Além do mais, especialistas lembram que uma base fundamental e estruturada de dados viabiliza parcerias com organizações internacionais, como Banco Mundial, ONU e a OMS. Sem esses dados concretos e avalizados, a realização de possíveis convênios fica comprometida. Ou seja: o País, sem Censo, é como um transatlântico navegando em meio a uma neblina densa e sem bússola. No caso, uma bússola social que indica o norte para o melhor combate contra as mazelas do País. Que, frise-se, não têm sido poucas ultimamente.

“Dados oriundos do recenseamento seriam essenciais para o planejamento de políticas de saúde e de distanciamento social, de otimização dos transportes e de outras maneiras de reduzir o contágio da covid-19”, afirmou em finais de abril Eduardo Marques, pesquisador do CEM e professor do Departamento de Ciência Política da FFLCH da USP, ao repórter do Jornal da USP Gustavo Zanfer. “Um outro exemplo é a questão da densidade habitacional e das áreas de precariedade habitacional, como favelas e loteamentos clandestinos irregulares, que têm o Censo como única ferramenta de pesquisa que consegue descer a esse nível. Poderíamos fazer uma customização de políticas”, reiterou o professor. A realização do Censo vai muito – muito mesmo – além de milhares de pessoas responderem a perguntas em uma pesquisa sobre a realidade das famílias brasileiras.

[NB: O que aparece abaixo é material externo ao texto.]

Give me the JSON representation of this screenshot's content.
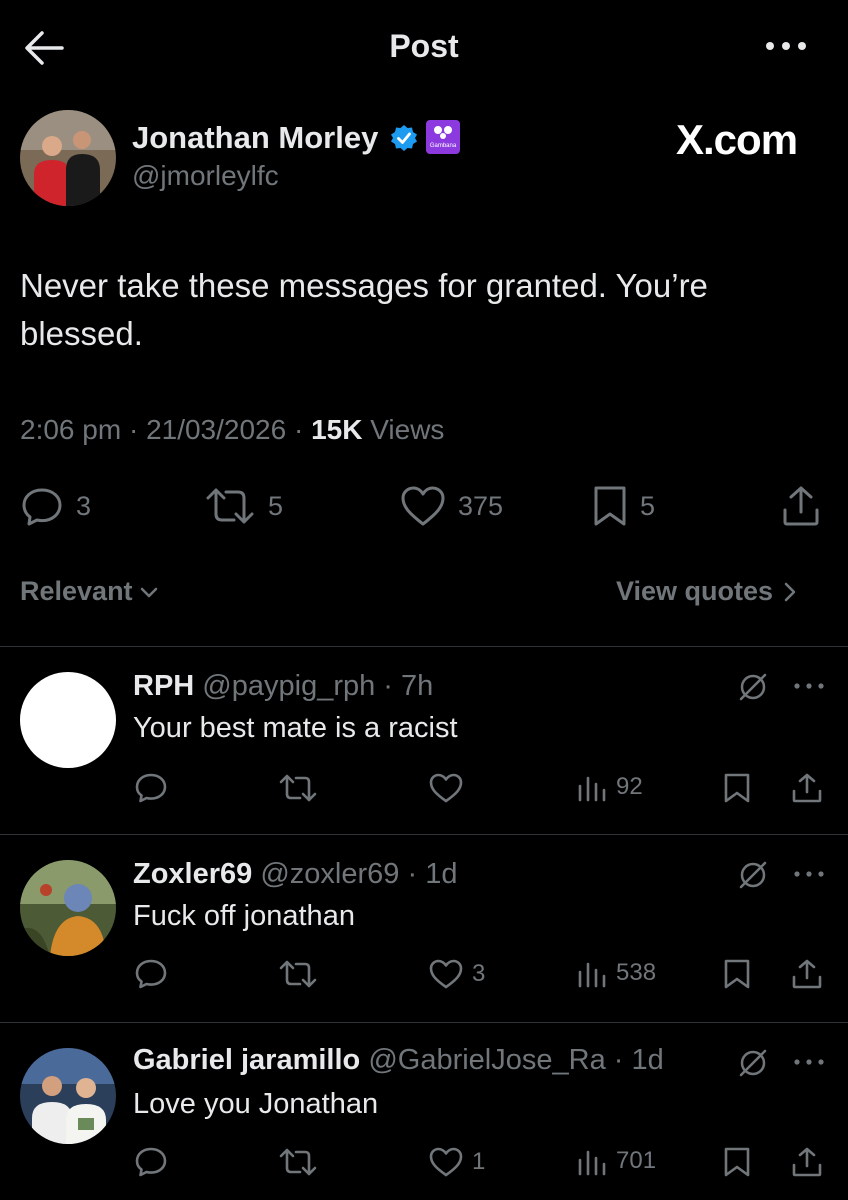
{
  "header": {
    "title": "Post",
    "back_icon": "arrow-left-icon",
    "more_icon": "more-horizontal-icon"
  },
  "watermark": "X.com",
  "tweet": {
    "author_name": "Jonathan Morley",
    "handle": "@jmorleylfc",
    "affiliation_label": "Gambana",
    "text": "Never take these messages for granted. You’re blessed.",
    "time": "2:06 pm",
    "date": "21/03/2026",
    "views_count": "15K",
    "views_label": "Views",
    "replies": "3",
    "reposts": "5",
    "likes": "375",
    "bookmarks": "5"
  },
  "sort": {
    "label": "Relevant",
    "view_quotes": "View quotes"
  },
  "replies": [
    {
      "name": "RPH",
      "handle": "@paypig_rph",
      "time": "7h",
      "text": "Your best mate is a racist",
      "likes": "",
      "views": "92"
    },
    {
      "name": "Zoxler69",
      "handle": "@zoxler69",
      "time": "1d",
      "text": "Fuck off jonathan",
      "likes": "3",
      "views": "538"
    },
    {
      "name": "Gabriel jaramillo",
      "handle": "@GabrielJose_Ra",
      "time": "1d",
      "text": "Love you Jonathan",
      "likes": "1",
      "views": "701"
    }
  ],
  "colors": {
    "background": "#000000",
    "text": "#e7e9ea",
    "muted": "#71767b",
    "verified": "#1d9bf0",
    "affiliate": "#8c3ae0"
  }
}
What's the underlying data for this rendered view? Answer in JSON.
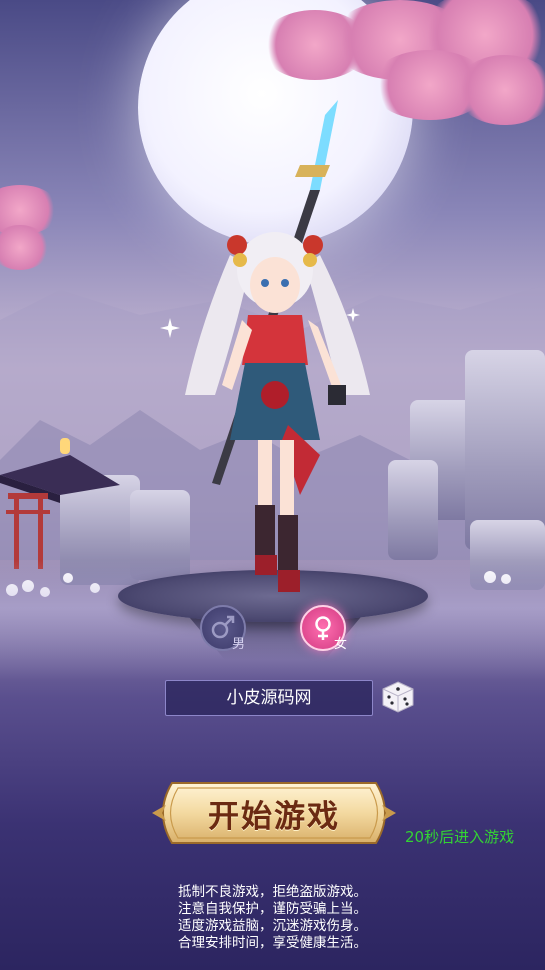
{
  "gender": {
    "male_label": "男",
    "female_label": "女",
    "selected": "female"
  },
  "character_name": "小皮源码网",
  "start_button_label": "开始游戏",
  "countdown_text": "20秒后进入游戏",
  "health_notice": [
    "抵制不良游戏，拒绝盗版游戏。",
    "注意自我保护，谨防受骗上当。",
    "适度游戏益脑，沉迷游戏伤身。",
    "合理安排时间，享受健康生活。"
  ],
  "colors": {
    "countdown": "#33d433",
    "start_button_gold": "#f3d9a0",
    "start_text": "#6b2a12",
    "female_selected": "#ff6fb0"
  }
}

Mais do que uma foto tirada por uma grande angular, essa realidade do País é colocada em um microscópio e esmiuçada como uma boa e atenta pesquisa deve fazer. Sem esse retrato social, sem essa imagem no espelho, o Brasil perde chances de se conhecer melhor, as políticas públicas continuam engessadas ou inexistentes. E a pergunta corre o risco de permanecer indefinidamente sem resposta: que País é esse?